Il incarnait cette grandeur tranquille que seules les âmes pleinement en paix savent porter. Seydina Mamadou Makhtar Laye, sixième khalife général de la communauté layène, s’est éteint le 9 avril 2025, dans la continuité discrète qui avait façonné toute sa vie. Sa disparition laisse un vide immense, silencieux mais chargé de sens. Celui d’un guide dont la force ne tenait pas à la voix haute, mais à la constance humble, au service de sa foi, de sa communauté, et de l’humanité.

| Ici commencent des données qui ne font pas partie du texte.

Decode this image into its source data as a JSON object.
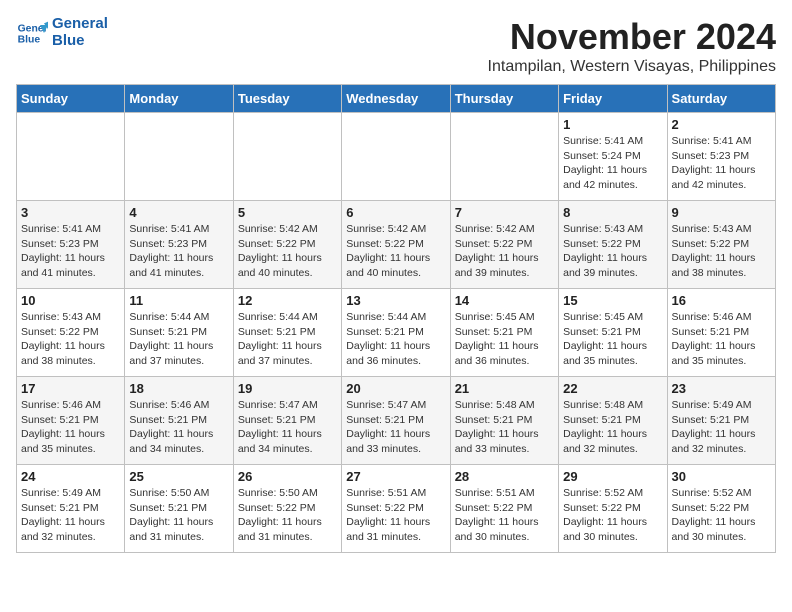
{
  "logo": {
    "line1": "General",
    "line2": "Blue"
  },
  "title": "November 2024",
  "location": "Intampilan, Western Visayas, Philippines",
  "days_of_week": [
    "Sunday",
    "Monday",
    "Tuesday",
    "Wednesday",
    "Thursday",
    "Friday",
    "Saturday"
  ],
  "weeks": [
    [
      {
        "day": "",
        "info": ""
      },
      {
        "day": "",
        "info": ""
      },
      {
        "day": "",
        "info": ""
      },
      {
        "day": "",
        "info": ""
      },
      {
        "day": "",
        "info": ""
      },
      {
        "day": "1",
        "info": "Sunrise: 5:41 AM\nSunset: 5:24 PM\nDaylight: 11 hours and 42 minutes."
      },
      {
        "day": "2",
        "info": "Sunrise: 5:41 AM\nSunset: 5:23 PM\nDaylight: 11 hours and 42 minutes."
      }
    ],
    [
      {
        "day": "3",
        "info": "Sunrise: 5:41 AM\nSunset: 5:23 PM\nDaylight: 11 hours and 41 minutes."
      },
      {
        "day": "4",
        "info": "Sunrise: 5:41 AM\nSunset: 5:23 PM\nDaylight: 11 hours and 41 minutes."
      },
      {
        "day": "5",
        "info": "Sunrise: 5:42 AM\nSunset: 5:22 PM\nDaylight: 11 hours and 40 minutes."
      },
      {
        "day": "6",
        "info": "Sunrise: 5:42 AM\nSunset: 5:22 PM\nDaylight: 11 hours and 40 minutes."
      },
      {
        "day": "7",
        "info": "Sunrise: 5:42 AM\nSunset: 5:22 PM\nDaylight: 11 hours and 39 minutes."
      },
      {
        "day": "8",
        "info": "Sunrise: 5:43 AM\nSunset: 5:22 PM\nDaylight: 11 hours and 39 minutes."
      },
      {
        "day": "9",
        "info": "Sunrise: 5:43 AM\nSunset: 5:22 PM\nDaylight: 11 hours and 38 minutes."
      }
    ],
    [
      {
        "day": "10",
        "info": "Sunrise: 5:43 AM\nSunset: 5:22 PM\nDaylight: 11 hours and 38 minutes."
      },
      {
        "day": "11",
        "info": "Sunrise: 5:44 AM\nSunset: 5:21 PM\nDaylight: 11 hours and 37 minutes."
      },
      {
        "day": "12",
        "info": "Sunrise: 5:44 AM\nSunset: 5:21 PM\nDaylight: 11 hours and 37 minutes."
      },
      {
        "day": "13",
        "info": "Sunrise: 5:44 AM\nSunset: 5:21 PM\nDaylight: 11 hours and 36 minutes."
      },
      {
        "day": "14",
        "info": "Sunrise: 5:45 AM\nSunset: 5:21 PM\nDaylight: 11 hours and 36 minutes."
      },
      {
        "day": "15",
        "info": "Sunrise: 5:45 AM\nSunset: 5:21 PM\nDaylight: 11 hours and 35 minutes."
      },
      {
        "day": "16",
        "info": "Sunrise: 5:46 AM\nSunset: 5:21 PM\nDaylight: 11 hours and 35 minutes."
      }
    ],
    [
      {
        "day": "17",
        "info": "Sunrise: 5:46 AM\nSunset: 5:21 PM\nDaylight: 11 hours and 35 minutes."
      },
      {
        "day": "18",
        "info": "Sunrise: 5:46 AM\nSunset: 5:21 PM\nDaylight: 11 hours and 34 minutes."
      },
      {
        "day": "19",
        "info": "Sunrise: 5:47 AM\nSunset: 5:21 PM\nDaylight: 11 hours and 34 minutes."
      },
      {
        "day": "20",
        "info": "Sunrise: 5:47 AM\nSunset: 5:21 PM\nDaylight: 11 hours and 33 minutes."
      },
      {
        "day": "21",
        "info": "Sunrise: 5:48 AM\nSunset: 5:21 PM\nDaylight: 11 hours and 33 minutes."
      },
      {
        "day": "22",
        "info": "Sunrise: 5:48 AM\nSunset: 5:21 PM\nDaylight: 11 hours and 32 minutes."
      },
      {
        "day": "23",
        "info": "Sunrise: 5:49 AM\nSunset: 5:21 PM\nDaylight: 11 hours and 32 minutes."
      }
    ],
    [
      {
        "day": "24",
        "info": "Sunrise: 5:49 AM\nSunset: 5:21 PM\nDaylight: 11 hours and 32 minutes."
      },
      {
        "day": "25",
        "info": "Sunrise: 5:50 AM\nSunset: 5:21 PM\nDaylight: 11 hours and 31 minutes."
      },
      {
        "day": "26",
        "info": "Sunrise: 5:50 AM\nSunset: 5:22 PM\nDaylight: 11 hours and 31 minutes."
      },
      {
        "day": "27",
        "info": "Sunrise: 5:51 AM\nSunset: 5:22 PM\nDaylight: 11 hours and 31 minutes."
      },
      {
        "day": "28",
        "info": "Sunrise: 5:51 AM\nSunset: 5:22 PM\nDaylight: 11 hours and 30 minutes."
      },
      {
        "day": "29",
        "info": "Sunrise: 5:52 AM\nSunset: 5:22 PM\nDaylight: 11 hours and 30 minutes."
      },
      {
        "day": "30",
        "info": "Sunrise: 5:52 AM\nSunset: 5:22 PM\nDaylight: 11 hours and 30 minutes."
      }
    ]
  ]
}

Né vers 1950, fruit de l’union de Seydina Mandione Laye, deuxième khalife du Mahdi, et de Ya Faty Niang, il appartenait à la lignée sacrée du fondateur de la confrérie layène, Seydina Limamou Laye. Mais c’est dans la retenue, non dans la revendication, qu’il portait cet héritage. Formé intellectuellement entre Dakar, le Maroc et la France, il s’ouvrit au monde sans jamais se détourner de la voie tracée par ses aïeux. De 1977 à 1987, il vécut en France, perfectionnant sa maîtrise de l’informatique et des télécommunications, qu’il mit au service de l’Office national des postes et télécommunications, devenu Sonatel.
Mais il fit un choix peu commun : celui du retrait. Là où d’autres auraient cherché à briller, lui préféra s’effacer. Pendant plus de trente ans, il vécut dans la discrétion absolue, reclus dans sa demeure de Cambérène 2, n’en sortant que rarement. Cette solitude n’était ni isolement ni renoncement. Elle était offrande, purification, élévation. Une ascèse spirituelle vécue avec dignité, loin des regards, proche de Dieu.
C’est en août 2021, à la suite du rappel à Dieu de Chérif Abdoulahi Thiaw Laye, que Seydina Mamadou Makhtar Laye accepta la charge de khalife général. Son accession à ce rang ne fut pas une prise de pouvoir, mais une prise de relais. Il assuma cette mission comme un prolongement naturel de sa vie d’engagement intérieur. Il n’y eut ni faste ni éclat, mais une détermination paisible, tournée vers le bien commun.
Dès les premiers jours, il afficha sa vision : développement des villages layènes, renforcement de la cohésion spirituelle, et surtout, maintien de la paix et de la stabilité dans le pays.
Discret mais profondément actif, effacé mais entièrement présent, le khalife portait à la fois les turbans symboliques de la confrérie – noir et blanc – et les signes lumineux de la sagesse. Son humilité, sa loyauté envers ses frères, son ouverture d’esprit forgée à l’étranger mais enracinée dans la foi, ont fait de lui un guide écouté, respecté, aimé sans tapage.
Aujourd’hui, la communauté layène est en deuil. Mais son cœur battra longtemps encore au rythme du souffle discret de ce khalife érudit, humble, et profondément humain. Car certains êtres, même disparus, continuent de parler. Non pas par leurs mots, mais par ce qu’ils ont incarné.